Reuters — Canadian fertilizer and farm retail dealer Agrium on Thursday reported quarterly profit jumped nearly nine per cent, as higher sales volumes and lower costs helped it buck the sector’s trend of weaker earnings.
Weaker currencies in fertilizer-buying markets such as Brazil and India are weighing down prices, leading rivals PotashCorp and Mosaic Co. to curb potash production amid falling sales and profits.
Agrium shares jumped about two per cent in New York and Toronto, as its bigger-than-expected profit provided a rare bright spot in the slumping sector. Shares of U.S. nitrogen-producing peer CF Industries, which on Wednesday reported a surprisingly large drop in profit, fell seven per cent in New York.
Agrium, North America’s biggest retail seller of seed, fertilizer and chemicals directly to farmers, narrowed its forecast for 2015 profit to $7.10-$7.40 per share from $7-$7.50. The range’s midpoint remained $7.25 per share.

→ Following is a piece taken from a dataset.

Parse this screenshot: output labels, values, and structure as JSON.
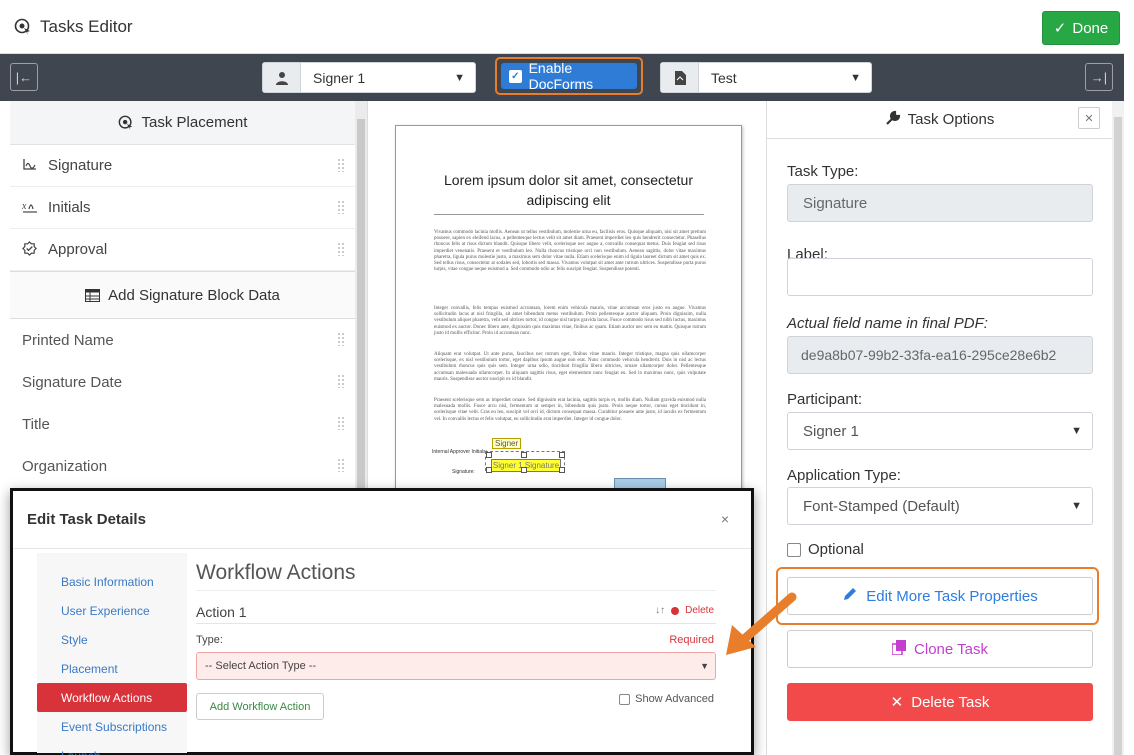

Agrium, which produces nitrogen, potash and phosphate fertilizer, said it benefited during the quarter from higher wholesale sales volumes, although prices were lower. Agrium is ramping up potash production at its expanded mine at Vanscoy, Sask., southwest of Saskatoon.
Agrium has focused on lowering operational costs and benefited from low costs of natural gas, a key ingredient in nitrogen fertilizer production.
Expenses fell nearly 10 per cent to $505 million in the third quarter ended Sept. 30 from a year earlier.
The company’s net earnings from continuing operations rose nine per cent to $99 million, or 72 cents per share, helped by lower costs. Adjusted earnings of 71 cents beat analysts’ average estimate of 67 cents, according to Thomson Reuters I/B/E/S.
Sales fell 13.6 per cent to $2.52 billion, lower than the $2.87 billion analysts expected.
— Reporting for Reuters by Rod Nickel in Winnipeg and Sneha Banerjee in Bangalore.